SEX+STL: Tell us a bit about yourself as a trainer and mixed martial artist.
Tracy Herold: After my friend died, many in our circle made hard, solid life changes. One of mine was to get my certifications to do personal training with the ideal of working with people who are seeking a better quality of life and not a number on the scale. I don’t work with people who have the sole goal of “getting skinny”, I work with those who want to go hiking with their kids and not gas out at the quarter mile mark.
In personal training, I work with individuals and small groups, in homes and local parks. The perception of judgment can make a gym setting unworkable for some, so we don’t go there. I also teach kickboxing at Title Boxing Club at Rock Hill, which is just a hoot for everyone. Our classes are very inclusive, and always a riot. Also, you get to beat things up, it’s awesome therapy.
The other life change was although I began in Muay Thai, to begin training and competing in Brazilian Jiu-Jitsu. That experience is humbling and intriguing. You learn really fast that you cannot judge anyone based on appearance, that you will be surprised by who can take you down.
I still have to get that first cage match lined up.
Any advice for our readers about dealing with body image issues?
Just go to the gym naked. It will change your life!
Get over it, we all have wobbly bits… but I know it is not that easy. Even for all of my bravado – 22% of my body mass is bravado – I still dissect my face and body in the mirror. It is what we are trained to do: see things as less than the sum of their parts, and make others a profit in fixing it.
I hear all of the time how someone is “too fat” to work out, too afraid that people will stare, that somehow they do not deserve to take the time to take better care of themselves by doing an activity they may love. It makes me want to cry to see how much self-worth is tied into size and perception.
Understand that when you are physically active, it is for you and you alone. You have your reasons, your speed, your own happiness in your activity. It is yours. Own it.
If you feel someone is looking your way negatively, understand that it is their issue, not yours. Toss it.
Understand that your body is yours to do with as you choose. Your body is a reflection of some of your decisions. Examine them. Own it.
Those decisions you made based on others? The unhealthy binge after a bad break up? Admit it, own it… then toss it.
Understand when something is yours to own and work with, and when something needs to be tossed aside. This is your body. Your responsibility to it is to move it, nourish it, and respect it.

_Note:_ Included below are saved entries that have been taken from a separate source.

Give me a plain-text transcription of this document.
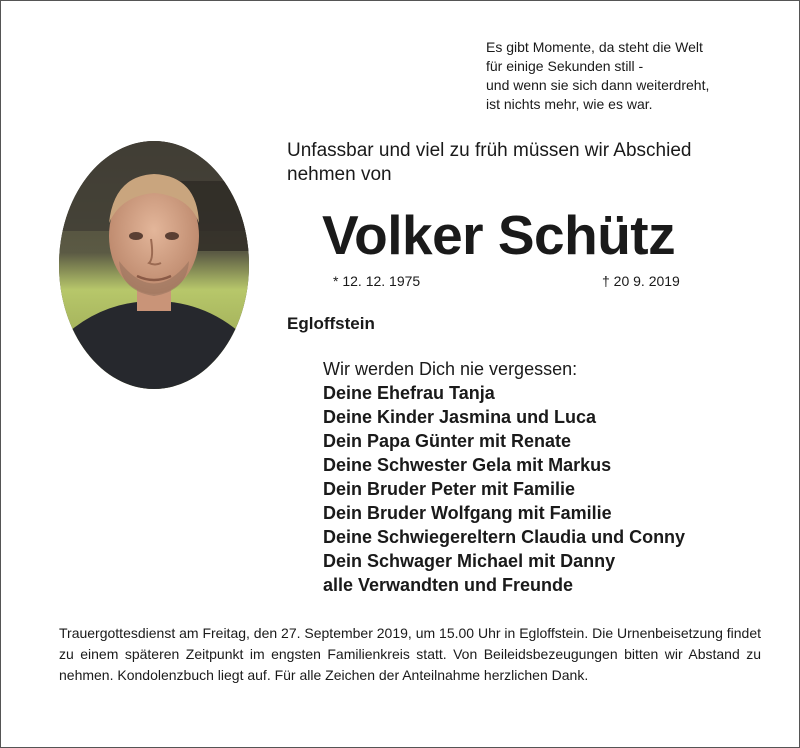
Es gibt Momente, da steht die Welt
für einige Sekunden still -
und wenn sie sich dann weiterdreht,
ist nichts mehr, wie es war.
Unfassbar und viel zu früh müssen wir Abschied nehmen von
Volker Schütz
* 12. 12. 1975	† 20 9. 2019
Egloffstein
Wir werden Dich nie vergessen:
Deine Ehefrau Tanja
Deine Kinder Jasmina und Luca
Dein Papa Günter mit Renate
Deine Schwester Gela mit Markus
Dein Bruder Peter mit Familie
Dein Bruder Wolfgang mit Familie
Deine Schwiegereltern Claudia und Conny
Dein Schwager Michael mit Danny
alle Verwandten und Freunde
Trauergottesdienst am Freitag, den 27. September 2019, um 15.00 Uhr in Egloffstein. Die Urnenbeisetzung findet zu einem späteren Zeitpunkt im engsten Familienkreis statt. Von Beileidsbezeugungen bitten wir Abstand zu nehmen. Kondolenzbuch liegt auf. Für alle Zeichen der Anteilnahme herzlichen Dank.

I will tell you a few truths about body image: The first is that it is all about a made-up war of comparison. What you are sold on screens and magazines is not real. Even if the models are not Photoshopped, most are at a cut weight and size for the shoot, and will rehydrate and eat up within 24 hours. That size 4 fitness model walks around 20 pounds heavier than photographed because that size 4 is not healthy for her at a long term.
The second is the sad-but-true quip I heard from a friend, that even skinny chicks have body issues. We all need to be kinder to each other and ourselves. Sizeism in any direction is a waste of energy.
The last is simple: Selling you a fix is the American way. There is no money in self-acceptance.
Understand that life is not good and bad. It’s all on a scale. Good, better, best. And do the best you can. Be honest with your actions and your reasons, and a lot of the rest sorts itself out.